Yes, Positivity Can Be Toxic—and It May Be Impacting Your Workplace
During the first year of the pandemic, John*, who works at a post-secondary institution as a student services manager, repeatedly tried explaining to his boss that he was burning out from unpaid overtime. He was working around the clock to move face-to-face services online while also providing faculty with resources to support their students during Covid. After working 12-hour days for six weeks, the stress was affecting John’s ability to sleep, eat well, approach tasks with a clear mind and support colleagues.
But whenever John tried to convey how difficult the situation was, his manager didn’t seem to hear him. “He was always smiling and nice about it, but it was disingenuous because he never actually did anything to change the circumstances,” John says. “Instead, he would thank me for my work, congratulate me on the new skills I was developing and then the meeting would end.”
John describes his manager’s response as “toxic positivity”—an avoidance strategy that dismisses real challenges by promoting a look-on-the-bright-side mentality. What may be called a “good vibes only” attitude, the behaviour suppresses any emotions that are deemed negative, says Tatijana Busic, an organizational psychologist at Toronto-based consulting firm People in Business Inc. In the workplace, toxic positivity might look like telling struggling employees that “things always get better,” while failing to enact changes that would actually ensure they do. While the intention may be to boost morale, toxic positivity can have detrimental effects on employees and workplace culture.
How toxic positivity affects the workplace
Toxic positivity can hurt employees—especially in times of high stress. The past two years have been a period of difficulty and uncertainty, and emotional responses to these challenges should be expected, Busic says. That’s why it’s important for leaders to acknowledge hard situations, as avoiding them can cause more harm than good. “Invaliding someone’s lived experience erodes trust,” Busic says.
What’s more, when people feel unheard by bosses or colleagues, they become defensive, which disrupts healthy communication. When connections with co-workers are weakened, employees don’t feel psychological safety—which is the ability to be themselves, ask questions and make mistakes without fear of any negative consequences, such as punishment or humiliation. A lack of psychological safety hinders collaboration and lowers employee engagement and productivity, Busic says.
“Invaliding someone’s lived experience erodes trust”
John experienced this firsthand. He says he lost respect for his manager because his “positivity” is coming off as condescending and dishonest. He needed support—not to be told he’s growing from these hardships. “I would rather someone be direct and acknowledge challenges than diminish them by constantly putting a positive spin on them or pretending they don’t exist,” he says.
How to combat toxic positivity in the workplace
If you’re a leader and notice traits of toxic positivity in yourself, the first step is to acknowledge the behaviour. Then, you can examine your own beliefs and biases around emotions, Busic says. On the surface level, telling someone to “cheer up” may seem to come from a good place, but when we invalidate, deny or suppress others’ emotions that we judge as negative, “it’s less about making people feel better and it’s more about our own inability to tolerate difficult emotions,” Busic says.
There can also be a fear of opening up the emotional floodgates by talking about feelings, and creating an overly emotional workplace environment. But, Busic says, that isn’t likely to happen.

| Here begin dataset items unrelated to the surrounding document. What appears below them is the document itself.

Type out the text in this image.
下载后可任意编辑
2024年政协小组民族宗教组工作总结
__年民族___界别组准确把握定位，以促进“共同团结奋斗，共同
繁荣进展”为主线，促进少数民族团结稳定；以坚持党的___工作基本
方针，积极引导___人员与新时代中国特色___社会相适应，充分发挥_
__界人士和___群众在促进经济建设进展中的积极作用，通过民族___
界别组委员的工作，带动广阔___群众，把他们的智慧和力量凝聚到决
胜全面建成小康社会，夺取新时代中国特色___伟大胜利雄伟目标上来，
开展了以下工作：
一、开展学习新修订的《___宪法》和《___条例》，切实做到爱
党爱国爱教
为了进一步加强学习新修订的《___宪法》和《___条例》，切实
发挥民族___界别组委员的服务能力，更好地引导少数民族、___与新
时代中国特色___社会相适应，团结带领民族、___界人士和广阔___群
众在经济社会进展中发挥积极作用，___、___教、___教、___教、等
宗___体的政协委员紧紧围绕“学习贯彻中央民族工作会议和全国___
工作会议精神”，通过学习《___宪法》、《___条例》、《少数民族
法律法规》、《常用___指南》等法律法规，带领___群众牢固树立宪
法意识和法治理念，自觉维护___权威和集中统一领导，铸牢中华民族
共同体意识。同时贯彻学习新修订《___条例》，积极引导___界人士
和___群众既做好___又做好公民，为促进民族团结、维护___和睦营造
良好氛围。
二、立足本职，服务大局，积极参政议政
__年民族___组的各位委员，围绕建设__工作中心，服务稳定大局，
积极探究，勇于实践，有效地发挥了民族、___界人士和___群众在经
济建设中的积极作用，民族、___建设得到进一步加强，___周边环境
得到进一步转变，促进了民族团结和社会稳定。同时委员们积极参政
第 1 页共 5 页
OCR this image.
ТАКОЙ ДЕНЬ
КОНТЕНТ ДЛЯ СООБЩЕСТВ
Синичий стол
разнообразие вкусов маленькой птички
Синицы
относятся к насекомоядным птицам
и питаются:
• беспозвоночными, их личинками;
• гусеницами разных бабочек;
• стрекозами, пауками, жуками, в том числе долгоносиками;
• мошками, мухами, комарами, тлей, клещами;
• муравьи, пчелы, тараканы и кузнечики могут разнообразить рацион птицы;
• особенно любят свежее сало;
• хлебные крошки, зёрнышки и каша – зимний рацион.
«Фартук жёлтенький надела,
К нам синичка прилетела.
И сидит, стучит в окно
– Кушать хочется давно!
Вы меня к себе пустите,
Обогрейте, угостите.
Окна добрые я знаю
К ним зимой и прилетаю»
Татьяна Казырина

She explains that people tend to become less emotional when they feel seen and heard. “If their experience is respected, they have been given space to exist as they are,” she says. “That is very powerful.”
As a boss, if you’re faced with an employee’s unhappy feelings towards an issue at work, Busic suggests taking a moment to calm yourself down first. She recommends taking a few minutes to catch your breath, splash some cold water on your face, or do an activity—like a walk—to calm your nervous system. You can better acknowledge others’ feelings and work toward a solution, she says, if you’re coming from a more self-aware headspace.
A good response to someone’s issues will depend on the context, but respectfully voicing that you see they are upset, and that it makes sense that they’re upset, will validate their experience. Then, it’s important to explain that you’re there for them and ask what you can do to help. This can include re-assigning tasks, extending deadlines or helping clear their schedule for some vacation time.
For employees on the receiving end of toxic positivity, being honest about what you need can be helpful if you have a relationship with your boss where it’s safe to speak up. If you can, directly communicate your needs then take a pause so your boss has a chance to respond.
However, not all employees will get the response they would like or have a relationship where they can speak freely. In these situations, it’s important to remind yourself that a leader’s toxic positivity is not a reflection of you, and their reactions have nothing to do with you. In fact, it’s a reflection of their own difficulty with emotion. Give yourself permission to validate your own emotional experience, Busic says, even if your boss dismisses it. This is where speaking to an outside confidant, like a career coach or therapist, can help.
John’s experience with his boss has changed the way he talks to his own direct reports about the challenges of working life. He says he encourages them to demonstrate leadership when confronted with challenging situations, but also acknowledges when they are struggling and need support. “I can’t always fix the situation,” John says, “but it’s important to me that I don’t come across as unwilling to try to work through it.”